Setting up a website where people can vote on which one of your friends most resembles a gargoyle

Saturday, October 10, 2009

All Things To Be Done In Order

If you'd like to make an appointment with the bishop, you need to see Tom Davis, who is the secretary for the executive secretary. He'll make an appointment for you to see the executive secretary, Brother Samuelson, who will then schedule your bishop's appointment.

Friday, October 09, 2009

Mr. Wiggles has swine flu

Our ward dog, Mr. Wiggles, has swine flu. Do not let him lick you for at least two weeks. On a related note, do not let Mr. Chetlum lick you either. But really, I'm guessing you already knew that.

Thursday, October 08, 2009

Ask The Bishop

Question: Bishop, my grandpa is always getting after me for wearing a hat inside the house and for not wearing a suit whenever I go to a play or some kind of cultural event. I say he's just old fashioned and living in the past and that times have changed and that's why, when you buy blue jeans now, they have the rips already in them. They didn't do that back in horse and buggy days. Take that, grandpa. Anyway, Bishop, what do you say about wearing a hat in the house?

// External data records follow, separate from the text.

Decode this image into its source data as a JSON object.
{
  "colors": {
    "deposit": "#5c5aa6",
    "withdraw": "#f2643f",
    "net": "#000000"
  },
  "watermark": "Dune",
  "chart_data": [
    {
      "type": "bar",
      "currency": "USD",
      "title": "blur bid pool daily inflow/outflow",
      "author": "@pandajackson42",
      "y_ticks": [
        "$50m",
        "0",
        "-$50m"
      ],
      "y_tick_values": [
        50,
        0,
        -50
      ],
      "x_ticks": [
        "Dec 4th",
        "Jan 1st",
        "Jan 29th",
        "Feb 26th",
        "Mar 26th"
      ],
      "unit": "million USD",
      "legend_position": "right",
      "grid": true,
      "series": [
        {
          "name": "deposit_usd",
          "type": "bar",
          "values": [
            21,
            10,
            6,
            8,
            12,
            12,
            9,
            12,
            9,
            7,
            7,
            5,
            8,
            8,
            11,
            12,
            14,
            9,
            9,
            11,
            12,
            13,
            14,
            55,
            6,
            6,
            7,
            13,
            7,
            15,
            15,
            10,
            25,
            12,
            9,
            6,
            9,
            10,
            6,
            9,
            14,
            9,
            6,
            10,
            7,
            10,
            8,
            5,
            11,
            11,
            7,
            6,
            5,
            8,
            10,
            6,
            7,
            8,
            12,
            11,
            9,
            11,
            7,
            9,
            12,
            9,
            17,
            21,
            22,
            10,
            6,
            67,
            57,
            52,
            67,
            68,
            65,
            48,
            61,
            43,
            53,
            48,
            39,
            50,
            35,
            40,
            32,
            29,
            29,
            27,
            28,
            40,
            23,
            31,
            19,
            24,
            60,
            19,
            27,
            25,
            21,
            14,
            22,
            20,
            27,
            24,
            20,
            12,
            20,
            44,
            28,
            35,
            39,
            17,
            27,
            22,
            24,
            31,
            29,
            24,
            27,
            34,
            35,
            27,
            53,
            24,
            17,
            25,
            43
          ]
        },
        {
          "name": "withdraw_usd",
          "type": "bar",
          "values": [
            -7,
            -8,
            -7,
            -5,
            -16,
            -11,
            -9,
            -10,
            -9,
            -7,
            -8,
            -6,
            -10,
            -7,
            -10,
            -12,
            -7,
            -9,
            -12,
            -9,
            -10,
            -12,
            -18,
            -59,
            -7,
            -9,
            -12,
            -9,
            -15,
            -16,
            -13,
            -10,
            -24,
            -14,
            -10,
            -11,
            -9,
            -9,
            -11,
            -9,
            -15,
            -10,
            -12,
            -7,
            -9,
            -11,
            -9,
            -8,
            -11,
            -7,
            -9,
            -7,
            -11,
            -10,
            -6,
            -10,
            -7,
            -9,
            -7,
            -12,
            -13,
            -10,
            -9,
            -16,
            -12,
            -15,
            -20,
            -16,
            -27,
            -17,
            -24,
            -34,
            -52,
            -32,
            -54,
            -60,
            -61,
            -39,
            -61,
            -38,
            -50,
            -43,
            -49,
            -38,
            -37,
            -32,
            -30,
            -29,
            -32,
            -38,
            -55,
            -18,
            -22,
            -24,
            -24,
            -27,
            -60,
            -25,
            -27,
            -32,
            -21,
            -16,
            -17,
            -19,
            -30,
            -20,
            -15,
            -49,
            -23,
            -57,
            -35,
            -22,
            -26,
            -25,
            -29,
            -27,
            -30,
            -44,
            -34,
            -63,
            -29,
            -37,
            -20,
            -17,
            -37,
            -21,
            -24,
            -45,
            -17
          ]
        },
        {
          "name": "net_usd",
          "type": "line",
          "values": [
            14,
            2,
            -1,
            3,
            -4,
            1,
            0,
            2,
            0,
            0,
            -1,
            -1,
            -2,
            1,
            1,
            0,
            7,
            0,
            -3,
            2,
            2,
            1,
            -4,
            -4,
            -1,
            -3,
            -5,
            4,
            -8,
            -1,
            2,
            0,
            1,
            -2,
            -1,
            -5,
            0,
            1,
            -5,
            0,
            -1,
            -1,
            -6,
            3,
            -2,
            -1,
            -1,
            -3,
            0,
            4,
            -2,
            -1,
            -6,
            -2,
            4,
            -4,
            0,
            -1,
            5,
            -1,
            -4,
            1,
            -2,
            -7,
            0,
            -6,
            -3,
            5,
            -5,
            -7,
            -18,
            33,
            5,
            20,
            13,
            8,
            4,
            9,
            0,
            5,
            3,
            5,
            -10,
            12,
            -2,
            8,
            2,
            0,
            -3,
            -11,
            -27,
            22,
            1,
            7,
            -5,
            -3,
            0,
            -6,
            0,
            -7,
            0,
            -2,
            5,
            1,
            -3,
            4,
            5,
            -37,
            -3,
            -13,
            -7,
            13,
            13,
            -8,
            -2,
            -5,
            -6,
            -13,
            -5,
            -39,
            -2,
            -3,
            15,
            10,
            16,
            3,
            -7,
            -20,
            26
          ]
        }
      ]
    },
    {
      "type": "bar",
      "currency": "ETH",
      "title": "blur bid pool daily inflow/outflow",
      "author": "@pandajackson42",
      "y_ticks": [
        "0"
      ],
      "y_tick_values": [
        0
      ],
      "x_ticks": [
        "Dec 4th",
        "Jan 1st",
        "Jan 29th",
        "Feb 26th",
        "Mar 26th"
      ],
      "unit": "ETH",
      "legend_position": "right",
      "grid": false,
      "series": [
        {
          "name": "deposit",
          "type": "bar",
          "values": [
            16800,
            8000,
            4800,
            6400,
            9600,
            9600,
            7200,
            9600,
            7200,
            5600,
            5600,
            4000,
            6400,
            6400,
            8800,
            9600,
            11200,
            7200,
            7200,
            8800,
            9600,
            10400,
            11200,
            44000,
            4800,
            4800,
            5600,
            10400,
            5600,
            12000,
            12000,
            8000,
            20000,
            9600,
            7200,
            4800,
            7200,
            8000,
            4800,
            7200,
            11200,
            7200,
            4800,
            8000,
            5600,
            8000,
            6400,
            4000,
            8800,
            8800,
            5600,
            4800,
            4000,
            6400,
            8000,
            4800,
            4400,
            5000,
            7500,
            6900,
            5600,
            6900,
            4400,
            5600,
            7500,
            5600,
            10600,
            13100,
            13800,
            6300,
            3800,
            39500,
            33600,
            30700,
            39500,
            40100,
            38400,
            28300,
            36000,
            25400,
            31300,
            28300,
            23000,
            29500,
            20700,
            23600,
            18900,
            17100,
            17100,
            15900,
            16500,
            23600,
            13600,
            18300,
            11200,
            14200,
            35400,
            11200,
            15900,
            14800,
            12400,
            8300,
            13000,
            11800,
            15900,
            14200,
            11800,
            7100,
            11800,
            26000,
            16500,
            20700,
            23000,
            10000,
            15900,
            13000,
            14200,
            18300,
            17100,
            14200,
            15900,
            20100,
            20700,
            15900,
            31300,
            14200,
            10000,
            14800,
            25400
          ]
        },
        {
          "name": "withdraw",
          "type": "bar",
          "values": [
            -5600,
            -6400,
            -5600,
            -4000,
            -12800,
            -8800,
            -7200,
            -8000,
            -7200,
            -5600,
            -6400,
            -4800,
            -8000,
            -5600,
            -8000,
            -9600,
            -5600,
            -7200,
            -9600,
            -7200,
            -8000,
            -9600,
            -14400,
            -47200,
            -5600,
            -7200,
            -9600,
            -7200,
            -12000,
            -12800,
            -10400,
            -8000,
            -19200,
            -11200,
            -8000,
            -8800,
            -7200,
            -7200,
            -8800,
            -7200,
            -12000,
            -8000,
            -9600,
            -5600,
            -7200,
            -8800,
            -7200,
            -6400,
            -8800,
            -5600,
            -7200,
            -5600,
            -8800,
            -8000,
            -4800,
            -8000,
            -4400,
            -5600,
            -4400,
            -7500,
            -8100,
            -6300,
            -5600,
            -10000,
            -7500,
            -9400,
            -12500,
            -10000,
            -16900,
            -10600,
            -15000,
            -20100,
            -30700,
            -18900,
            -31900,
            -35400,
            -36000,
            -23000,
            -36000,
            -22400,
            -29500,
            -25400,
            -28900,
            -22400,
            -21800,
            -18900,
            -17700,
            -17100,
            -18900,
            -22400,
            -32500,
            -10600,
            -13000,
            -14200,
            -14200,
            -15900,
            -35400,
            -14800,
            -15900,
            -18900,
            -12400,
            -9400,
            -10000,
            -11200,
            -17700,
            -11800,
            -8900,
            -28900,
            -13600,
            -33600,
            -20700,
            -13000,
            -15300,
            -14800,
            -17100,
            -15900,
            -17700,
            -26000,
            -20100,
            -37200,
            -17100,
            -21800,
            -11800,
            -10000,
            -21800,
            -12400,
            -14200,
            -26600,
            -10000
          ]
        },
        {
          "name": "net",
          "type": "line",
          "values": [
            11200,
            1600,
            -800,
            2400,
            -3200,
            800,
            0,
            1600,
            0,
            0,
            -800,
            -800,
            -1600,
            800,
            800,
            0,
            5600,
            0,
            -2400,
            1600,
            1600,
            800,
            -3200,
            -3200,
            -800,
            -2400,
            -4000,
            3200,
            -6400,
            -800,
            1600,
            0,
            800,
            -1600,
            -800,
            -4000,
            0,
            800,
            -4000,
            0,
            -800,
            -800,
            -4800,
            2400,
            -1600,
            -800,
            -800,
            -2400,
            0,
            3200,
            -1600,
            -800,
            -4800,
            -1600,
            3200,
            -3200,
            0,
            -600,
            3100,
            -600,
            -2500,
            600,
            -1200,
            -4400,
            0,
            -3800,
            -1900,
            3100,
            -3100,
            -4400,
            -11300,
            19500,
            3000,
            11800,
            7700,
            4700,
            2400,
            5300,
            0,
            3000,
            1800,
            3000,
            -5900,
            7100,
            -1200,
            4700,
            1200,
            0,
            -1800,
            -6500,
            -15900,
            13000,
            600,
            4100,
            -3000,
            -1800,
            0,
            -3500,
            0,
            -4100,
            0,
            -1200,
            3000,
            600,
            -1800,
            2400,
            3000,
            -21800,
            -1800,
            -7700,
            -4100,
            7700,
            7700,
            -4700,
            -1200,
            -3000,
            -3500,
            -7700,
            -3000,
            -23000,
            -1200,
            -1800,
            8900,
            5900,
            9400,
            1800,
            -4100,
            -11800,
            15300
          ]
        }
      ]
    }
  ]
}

Answer: I'd say you are quite a rude person, talking to your grandfather that way. Rude. If there's one thing I know about heaven, it's that there won't be any rude people there. And there certainly won't be any hat wearing. Does that answer your question?

Wednesday, October 07, 2009

A dream I had

Last night I had a dream that my son Nathon kidnapped and then forced Lex De Azevedo to watch the Beyonce video Single Ladies (put a ring on it). In the dream, Lex De Azevedo had a heart attack. All I can say is that I'm glad it was just a dream.

Tuesday, October 06, 2009

Help the ward

One thing you might not know about Marvin Cooley (he's way too modest to tell you) is that he once went to prison for 13 years because of credit card fraud. One thing you probably do know about him is that he is so insecure about his weight. So why don't all of you go up to him this week if you get a chance and let him know that you know at least two or three people that are way fatter than him. That bit of good cheer will really go a long way, I'm sure.

Monday, October 05, 2009

You must be kidding me

Can you believe it's already been one year since our ward had this great idea? You must be kidding me.

It was just a rumor afterall

I had heard a rumor that Ryan Seacrest would be hosting General Conference this year in an effort to get the young kids and non-members to pay attention. Well, as you know by now, that was just a rumor. I really had my hopes up.

Education week

Education week at BYU was a couple months ago, and, wow. That's all I can say. Wow. The learning, the spirit. I think that heaven is going to be a lot like education week, only with smaller lines at the cafeteria.

Sunday, October 04, 2009

Guest Post - Nathan Higgins (the Bishop's son)

Are you like me? Do you love to serve your fellow men and even more so, your fellow women? I love to serve my fellow women. I like to mow their lawns, help them apply for college grants, and give them advice on which bonds to invest their money. In fact, serving my fellow women is one of the things I do best. I'm also good at holding on to the iron road and scripture memorization. I haven't always been like this. When I was four years old, my mother tells me I only had six scriptures memorized and one of them wasn't even a scripture. It was "be kind, rewind" which I only assumed was a scripture because it was about being kind.


Friday, October 02, 2009

Just for the little kiddies

We've been having more discussions about holding a kiddie sacrament meeting. This would be a meeting just for those ages 6 and under. We'd call a kiddie bishop and everything. No one would allowed in kiddie sacrament meeting that was over the age of 6, so frankly, it would turn into a free-for-all. That's our only hang up right now. How to establish order amongst the little ones, without actually having to be there. Imagine how much more spiritual our own meeting will be without the Tepworth twins constantly running up in the choir seats, calling out, "I will only go pee if someone holds my hand!"

Thursday, October 01, 2009

General update

Well, it's been a fairly slow week in the ward this week. Violet Ranchin came in complaining about her ward calling again, but honestly, she comes in every week. I only mention it because she's not keeping it a secret from anyone. In fact, I noticed she's passed out fliers around the neighborhood listing her top five complaints about the ward, and then at the bottom of the flier, a poem from John Keats about death.